Sunday, January 19, 2014

Brunswick Town Attorney: a ‘new direction?’


A thoughtful reader of ours, who we once jokingly referred to as Ms. Mall, sent along this thoughtful message she submitted to the Brunswick Town Council:

Town Council,

Did any of you read the Grievance Commission Decision concerning Stephen Langsdorf that was issued in 2009?

I long ago read the decision and immediately searched for it on the Board of Bar Overseers’ website when I read the article about the Town Council’s most recent meeting in the January 17 edition of The Forecaster.

The findings of the grievance panel clearly state: “On January 2, 2008, Attorney Jonathan S. Piper (Piper) of Portland [Preti Flaherty’s managing partner], filed a grievance complaint against Attorney Langsdorf. Attorneys Piper and Langsdorf are members of the same law firm.” (Emphasis added.) After the law firm’s office administrator demanded that Langsdorf  pay the $6,500+ bill that the firm had received from CMP in October 2007, he did “self-report” to the firm’s equity partners.

However, as of January 2008, he had still not “self-reported” to the Board, although he had had an obligation to do so from the time he named the firm as a guarantor of his personal CMP bill without its knowledge or consent in June 2003.

There can be no doubt of a lack of due diligence on the part of the Council. First, the Council failed to check Attorney Langsdorf’s disciplinary record before two members of the Council made the recommendation to hire him as municipal counsel.
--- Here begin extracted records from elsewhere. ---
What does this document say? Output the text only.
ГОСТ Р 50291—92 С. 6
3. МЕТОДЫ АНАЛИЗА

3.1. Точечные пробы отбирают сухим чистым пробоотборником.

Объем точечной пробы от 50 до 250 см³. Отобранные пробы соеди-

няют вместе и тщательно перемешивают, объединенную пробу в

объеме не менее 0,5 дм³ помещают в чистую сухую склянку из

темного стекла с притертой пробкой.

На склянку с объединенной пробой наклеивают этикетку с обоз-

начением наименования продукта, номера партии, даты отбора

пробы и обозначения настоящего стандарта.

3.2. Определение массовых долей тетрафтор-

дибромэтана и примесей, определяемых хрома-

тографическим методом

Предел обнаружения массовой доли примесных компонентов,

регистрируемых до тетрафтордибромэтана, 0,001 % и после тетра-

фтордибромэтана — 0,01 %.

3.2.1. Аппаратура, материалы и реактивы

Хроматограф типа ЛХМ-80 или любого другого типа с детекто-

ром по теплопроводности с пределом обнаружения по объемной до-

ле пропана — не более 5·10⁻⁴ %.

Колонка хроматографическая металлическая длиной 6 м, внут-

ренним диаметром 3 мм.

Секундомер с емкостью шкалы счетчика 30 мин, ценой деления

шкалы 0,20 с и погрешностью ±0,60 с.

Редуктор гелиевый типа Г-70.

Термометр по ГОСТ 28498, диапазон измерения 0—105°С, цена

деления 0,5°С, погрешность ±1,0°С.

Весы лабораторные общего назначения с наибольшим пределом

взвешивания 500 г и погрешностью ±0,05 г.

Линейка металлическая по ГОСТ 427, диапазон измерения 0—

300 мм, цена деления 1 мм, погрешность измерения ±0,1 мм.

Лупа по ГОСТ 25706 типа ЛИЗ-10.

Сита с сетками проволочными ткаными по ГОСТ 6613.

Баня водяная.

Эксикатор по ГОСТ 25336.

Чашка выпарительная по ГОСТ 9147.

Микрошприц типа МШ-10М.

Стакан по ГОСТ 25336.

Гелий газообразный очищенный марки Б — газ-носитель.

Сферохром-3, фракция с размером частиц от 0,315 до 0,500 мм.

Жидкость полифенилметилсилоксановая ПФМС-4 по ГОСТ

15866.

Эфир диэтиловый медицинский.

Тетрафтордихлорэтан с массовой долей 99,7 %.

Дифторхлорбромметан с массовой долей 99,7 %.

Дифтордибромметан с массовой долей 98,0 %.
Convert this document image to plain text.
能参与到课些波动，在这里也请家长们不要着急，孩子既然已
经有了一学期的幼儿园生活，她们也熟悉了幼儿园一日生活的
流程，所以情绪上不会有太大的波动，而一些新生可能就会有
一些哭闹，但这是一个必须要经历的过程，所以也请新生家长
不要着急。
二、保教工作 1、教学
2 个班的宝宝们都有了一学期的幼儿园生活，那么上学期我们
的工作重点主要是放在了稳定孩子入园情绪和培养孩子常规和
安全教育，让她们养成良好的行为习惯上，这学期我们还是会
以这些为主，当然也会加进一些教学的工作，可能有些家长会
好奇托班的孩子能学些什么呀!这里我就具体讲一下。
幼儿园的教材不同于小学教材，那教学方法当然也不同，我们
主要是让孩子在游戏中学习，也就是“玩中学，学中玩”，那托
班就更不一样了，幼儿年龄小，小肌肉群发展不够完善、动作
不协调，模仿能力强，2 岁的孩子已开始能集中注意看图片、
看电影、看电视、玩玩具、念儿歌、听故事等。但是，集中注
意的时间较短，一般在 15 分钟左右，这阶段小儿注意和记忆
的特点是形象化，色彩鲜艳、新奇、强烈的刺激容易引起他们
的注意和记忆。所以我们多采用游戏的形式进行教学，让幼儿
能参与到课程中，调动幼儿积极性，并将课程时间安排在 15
Second, either: a) no member of the Council bothered to read the decision concerning Attorney Langsdorf; or b) no member of the Council was willing to challenge Attorney Langsdorf when he made the misrepresentation that he had “self-reported” to the Board.

I must also question the Council’s decision to hire Attorney Langsdorf and then negotiate his fees. I think that, as a matter of strategy, the Council should have negotiated a fee arrangement before making the decision to hire counsel.

Michelle A. Small

Ms. Small, who we believe to be an attorney as well, raises some good points, and we have these thoughts in response:

- If you were even close to accepting the notion that the council was going to go in ‘new directions,’ this situation won’t do much to illuminate or substantiate such a claim.

- Based on our personal experience, and that of everyone else we’re familiar with, we doubt Michelle will get any sort of response.  And the same thing would happen if she spoke on the subject live in front of the council.


- The decision to hire the attorney and THEN negotiate the fees is a clear case of TRS (that’s a municipal malady we’re identifying as Times Record Syndrome.)  In the case that gives rise to this diagnostic term, the town purchased the old Times Record building for something like $1.3 million, and only later ‘discovered’ that it needed $5 million or more in work to be ‘fit for use’ municipal style.  So keeping with the theme of this post, you could think of TRS as ‘ready, buy, due diligence.’

- Accordingly, we wonder if the town will hire its next Town Manager in the same way, inking a contract with no compensation specified, stating a ‘mutually agreed upon’ package will be negotiated after the person is ‘on board.’